Submission Guidelines
Pacific Coast Philology publishes peer-reviewed essays of interest to scholars in the classical and modern languages, literatures, and cultures. Essays may be submitted any time throughout the year. While we welcome articles that grow out of papers delivered at the Annual Conferences of PAMLA, we especially encourage essays submitted independently of the conference.
We are open to papers on a variety of topics, but desire manuscripts written for a broad scholarly audience, essays with a clear, highly developed main thesis, essays that contextualize analysis within the relevant theoretical framework, and most importantly essays that further the discourse on the topic in an interesting and thought-provoking way. We request manuscripts of between 4,000 to 8,000 words.

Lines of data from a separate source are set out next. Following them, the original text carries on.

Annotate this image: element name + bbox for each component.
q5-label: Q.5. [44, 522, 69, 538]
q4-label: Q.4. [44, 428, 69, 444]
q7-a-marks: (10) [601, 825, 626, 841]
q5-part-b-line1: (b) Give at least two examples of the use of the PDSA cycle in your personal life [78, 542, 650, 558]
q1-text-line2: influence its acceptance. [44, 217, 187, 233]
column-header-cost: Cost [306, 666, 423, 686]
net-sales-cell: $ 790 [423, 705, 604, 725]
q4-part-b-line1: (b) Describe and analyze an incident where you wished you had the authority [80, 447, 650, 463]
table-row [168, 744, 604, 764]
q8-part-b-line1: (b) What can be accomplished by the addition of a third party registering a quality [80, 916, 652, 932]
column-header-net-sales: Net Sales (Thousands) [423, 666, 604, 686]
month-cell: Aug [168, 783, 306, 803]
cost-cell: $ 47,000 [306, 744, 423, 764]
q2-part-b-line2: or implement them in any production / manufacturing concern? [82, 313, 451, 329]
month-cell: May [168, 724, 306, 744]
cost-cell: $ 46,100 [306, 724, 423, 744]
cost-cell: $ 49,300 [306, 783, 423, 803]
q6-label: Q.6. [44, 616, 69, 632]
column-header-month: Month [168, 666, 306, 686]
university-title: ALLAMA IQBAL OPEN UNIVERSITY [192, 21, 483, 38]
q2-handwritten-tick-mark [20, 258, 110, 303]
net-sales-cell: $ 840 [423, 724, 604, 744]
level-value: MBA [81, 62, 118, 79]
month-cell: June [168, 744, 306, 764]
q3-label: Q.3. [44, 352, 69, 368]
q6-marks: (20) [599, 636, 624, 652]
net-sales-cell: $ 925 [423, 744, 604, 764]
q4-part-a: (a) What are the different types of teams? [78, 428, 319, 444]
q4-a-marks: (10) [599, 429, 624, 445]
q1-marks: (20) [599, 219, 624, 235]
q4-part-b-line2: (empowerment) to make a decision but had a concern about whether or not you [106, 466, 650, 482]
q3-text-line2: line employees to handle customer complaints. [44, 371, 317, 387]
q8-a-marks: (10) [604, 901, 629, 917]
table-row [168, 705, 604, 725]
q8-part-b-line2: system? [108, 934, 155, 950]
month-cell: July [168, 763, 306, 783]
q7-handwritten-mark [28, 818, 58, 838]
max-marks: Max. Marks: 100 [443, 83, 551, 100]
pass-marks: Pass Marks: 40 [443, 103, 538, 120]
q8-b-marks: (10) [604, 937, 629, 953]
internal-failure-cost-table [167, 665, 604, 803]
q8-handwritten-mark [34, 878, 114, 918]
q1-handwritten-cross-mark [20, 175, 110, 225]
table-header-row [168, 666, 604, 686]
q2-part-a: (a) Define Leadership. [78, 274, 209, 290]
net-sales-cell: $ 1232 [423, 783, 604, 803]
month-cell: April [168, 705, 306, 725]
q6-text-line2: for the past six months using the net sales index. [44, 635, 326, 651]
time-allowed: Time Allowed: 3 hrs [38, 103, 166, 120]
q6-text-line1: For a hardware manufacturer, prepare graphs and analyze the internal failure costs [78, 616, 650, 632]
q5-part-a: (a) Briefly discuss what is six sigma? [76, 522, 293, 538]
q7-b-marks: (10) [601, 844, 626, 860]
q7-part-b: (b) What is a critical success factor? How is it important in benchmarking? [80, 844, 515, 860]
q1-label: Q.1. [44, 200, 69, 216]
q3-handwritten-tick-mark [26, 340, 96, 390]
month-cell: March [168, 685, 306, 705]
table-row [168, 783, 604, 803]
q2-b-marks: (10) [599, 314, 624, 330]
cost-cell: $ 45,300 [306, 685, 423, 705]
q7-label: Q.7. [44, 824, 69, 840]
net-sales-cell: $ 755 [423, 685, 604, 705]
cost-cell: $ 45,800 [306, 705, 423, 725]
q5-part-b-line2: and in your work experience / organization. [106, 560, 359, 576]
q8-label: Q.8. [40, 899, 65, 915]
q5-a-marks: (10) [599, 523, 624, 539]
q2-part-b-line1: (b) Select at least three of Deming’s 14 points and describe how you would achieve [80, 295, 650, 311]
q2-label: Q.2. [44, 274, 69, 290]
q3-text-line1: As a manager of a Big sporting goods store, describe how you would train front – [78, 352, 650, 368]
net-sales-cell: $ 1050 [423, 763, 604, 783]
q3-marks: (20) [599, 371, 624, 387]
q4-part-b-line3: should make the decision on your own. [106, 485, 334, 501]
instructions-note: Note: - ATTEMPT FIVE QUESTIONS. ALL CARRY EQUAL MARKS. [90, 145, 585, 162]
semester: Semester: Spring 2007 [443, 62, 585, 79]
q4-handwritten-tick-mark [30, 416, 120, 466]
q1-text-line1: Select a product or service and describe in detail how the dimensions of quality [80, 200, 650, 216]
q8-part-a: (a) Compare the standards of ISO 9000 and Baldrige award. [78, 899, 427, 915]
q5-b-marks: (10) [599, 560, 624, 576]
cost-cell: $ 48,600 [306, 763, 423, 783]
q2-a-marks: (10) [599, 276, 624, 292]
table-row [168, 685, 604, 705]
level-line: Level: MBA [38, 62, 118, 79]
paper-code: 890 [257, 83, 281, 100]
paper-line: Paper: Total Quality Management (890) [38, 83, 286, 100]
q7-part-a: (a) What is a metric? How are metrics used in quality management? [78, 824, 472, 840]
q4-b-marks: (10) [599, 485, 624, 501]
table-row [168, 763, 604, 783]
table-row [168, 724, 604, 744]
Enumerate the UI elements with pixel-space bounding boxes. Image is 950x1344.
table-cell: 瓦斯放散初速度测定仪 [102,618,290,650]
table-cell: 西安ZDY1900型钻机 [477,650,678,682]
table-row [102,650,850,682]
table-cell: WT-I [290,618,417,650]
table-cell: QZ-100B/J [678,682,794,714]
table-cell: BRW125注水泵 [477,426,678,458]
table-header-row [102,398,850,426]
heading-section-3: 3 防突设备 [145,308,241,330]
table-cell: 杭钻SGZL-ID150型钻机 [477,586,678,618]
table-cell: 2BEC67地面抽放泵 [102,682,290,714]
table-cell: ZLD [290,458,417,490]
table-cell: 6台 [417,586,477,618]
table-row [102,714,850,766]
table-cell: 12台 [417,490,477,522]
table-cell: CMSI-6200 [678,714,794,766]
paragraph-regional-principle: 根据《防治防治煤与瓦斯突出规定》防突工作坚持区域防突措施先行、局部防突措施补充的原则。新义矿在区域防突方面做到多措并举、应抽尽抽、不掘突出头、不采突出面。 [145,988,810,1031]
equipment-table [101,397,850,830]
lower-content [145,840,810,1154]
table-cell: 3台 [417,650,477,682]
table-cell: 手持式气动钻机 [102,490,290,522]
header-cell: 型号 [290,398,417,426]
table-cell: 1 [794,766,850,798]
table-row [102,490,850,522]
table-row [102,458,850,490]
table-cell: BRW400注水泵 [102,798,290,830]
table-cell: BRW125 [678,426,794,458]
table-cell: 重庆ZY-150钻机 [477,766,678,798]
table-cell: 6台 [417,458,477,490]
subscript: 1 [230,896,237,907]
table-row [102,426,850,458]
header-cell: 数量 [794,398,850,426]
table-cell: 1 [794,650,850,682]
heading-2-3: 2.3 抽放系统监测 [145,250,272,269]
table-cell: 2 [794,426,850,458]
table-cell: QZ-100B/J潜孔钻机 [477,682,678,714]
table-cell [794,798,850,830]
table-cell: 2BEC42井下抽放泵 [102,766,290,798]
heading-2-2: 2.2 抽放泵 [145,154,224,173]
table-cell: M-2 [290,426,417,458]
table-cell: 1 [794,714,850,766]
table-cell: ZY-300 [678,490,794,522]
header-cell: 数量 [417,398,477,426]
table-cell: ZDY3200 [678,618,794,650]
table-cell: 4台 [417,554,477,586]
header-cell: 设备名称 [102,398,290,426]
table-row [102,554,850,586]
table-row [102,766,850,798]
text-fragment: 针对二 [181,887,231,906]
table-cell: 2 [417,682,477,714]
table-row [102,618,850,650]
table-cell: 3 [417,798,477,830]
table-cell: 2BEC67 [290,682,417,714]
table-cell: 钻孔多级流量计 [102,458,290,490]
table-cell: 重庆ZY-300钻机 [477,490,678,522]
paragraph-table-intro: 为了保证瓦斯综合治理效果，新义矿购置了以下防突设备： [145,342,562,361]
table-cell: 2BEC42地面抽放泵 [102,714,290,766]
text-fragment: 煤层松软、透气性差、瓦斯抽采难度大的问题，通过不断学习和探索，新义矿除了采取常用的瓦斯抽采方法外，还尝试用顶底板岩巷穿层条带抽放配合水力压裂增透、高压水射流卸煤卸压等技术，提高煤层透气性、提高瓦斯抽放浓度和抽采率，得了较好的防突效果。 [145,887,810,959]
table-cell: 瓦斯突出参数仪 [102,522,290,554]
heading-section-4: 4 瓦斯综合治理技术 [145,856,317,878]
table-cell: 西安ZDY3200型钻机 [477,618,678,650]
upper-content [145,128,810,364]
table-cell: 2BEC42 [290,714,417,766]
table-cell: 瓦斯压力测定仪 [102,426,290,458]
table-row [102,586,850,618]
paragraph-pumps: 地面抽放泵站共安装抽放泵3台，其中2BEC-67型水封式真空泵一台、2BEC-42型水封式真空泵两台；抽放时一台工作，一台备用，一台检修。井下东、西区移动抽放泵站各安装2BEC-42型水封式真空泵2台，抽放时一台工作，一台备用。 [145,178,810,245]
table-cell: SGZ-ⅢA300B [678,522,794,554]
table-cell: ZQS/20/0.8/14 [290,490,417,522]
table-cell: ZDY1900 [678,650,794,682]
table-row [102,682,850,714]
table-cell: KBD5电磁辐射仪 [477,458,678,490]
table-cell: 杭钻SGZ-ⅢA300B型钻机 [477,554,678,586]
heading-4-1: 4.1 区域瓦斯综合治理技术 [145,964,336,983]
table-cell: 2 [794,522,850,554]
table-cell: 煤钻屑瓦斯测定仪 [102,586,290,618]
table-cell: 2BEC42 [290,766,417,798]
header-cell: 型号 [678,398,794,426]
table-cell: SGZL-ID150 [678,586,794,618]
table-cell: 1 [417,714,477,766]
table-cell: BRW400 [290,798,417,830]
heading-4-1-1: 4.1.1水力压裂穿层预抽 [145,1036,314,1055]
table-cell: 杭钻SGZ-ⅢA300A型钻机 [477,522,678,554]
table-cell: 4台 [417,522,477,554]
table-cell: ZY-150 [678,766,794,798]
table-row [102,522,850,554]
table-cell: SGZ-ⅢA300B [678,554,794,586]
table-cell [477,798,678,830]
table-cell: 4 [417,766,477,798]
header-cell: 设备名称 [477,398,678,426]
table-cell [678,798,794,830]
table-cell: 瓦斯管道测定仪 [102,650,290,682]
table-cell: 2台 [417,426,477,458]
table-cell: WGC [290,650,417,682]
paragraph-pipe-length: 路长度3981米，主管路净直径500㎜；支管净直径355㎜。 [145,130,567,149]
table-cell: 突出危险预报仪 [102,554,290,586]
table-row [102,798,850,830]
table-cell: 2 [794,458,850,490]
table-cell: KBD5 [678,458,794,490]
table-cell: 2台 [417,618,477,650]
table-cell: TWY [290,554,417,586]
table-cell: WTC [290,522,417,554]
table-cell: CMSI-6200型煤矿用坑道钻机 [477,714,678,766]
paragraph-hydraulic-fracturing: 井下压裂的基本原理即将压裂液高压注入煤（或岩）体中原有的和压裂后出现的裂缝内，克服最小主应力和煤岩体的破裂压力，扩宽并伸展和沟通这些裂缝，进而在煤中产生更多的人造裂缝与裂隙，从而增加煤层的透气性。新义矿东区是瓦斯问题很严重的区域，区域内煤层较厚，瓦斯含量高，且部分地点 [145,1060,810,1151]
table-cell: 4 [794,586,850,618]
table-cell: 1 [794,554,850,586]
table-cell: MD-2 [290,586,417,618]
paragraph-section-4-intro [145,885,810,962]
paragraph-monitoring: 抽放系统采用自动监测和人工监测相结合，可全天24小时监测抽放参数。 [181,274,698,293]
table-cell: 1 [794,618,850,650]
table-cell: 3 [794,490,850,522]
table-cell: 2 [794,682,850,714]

Before submitting, please edit with attention to style, grammar, and bibliographical citations using the latest MLA handbook rules.
Please submit essays electronically to General Editors Richard Hishmeh and Martin Japtok. For general questions, you can contact Richard Hishmeh ([email protected]) and Martin Japtok ([email protected]).
When submitting a manuscript to http://www.editorialmanager.com/pcp you will first need to create an author profile. The online system will guide you through the steps to upload your article for submission to the editorial office.
Please visit our Submission Guidelines link for more information on how to submit: https://www.pamla.org/pcpsubmissions/
Book Reviews
In the interest of making members’ works more well known to each other and of informing a varied audience of their work, Pacific Coast Philology began a book review section with the 2000 issue of the journal. Members’ works from the last three years are accepted for review. If you have recently published a book that you would like to have the journal review, please contact PCP Book Review Editor Lina Geriguis ([email protected]) with your publication details.
Reviewers are enlisted from among scholars of note in the book’s area of expertise and may or may not be PAMLA members.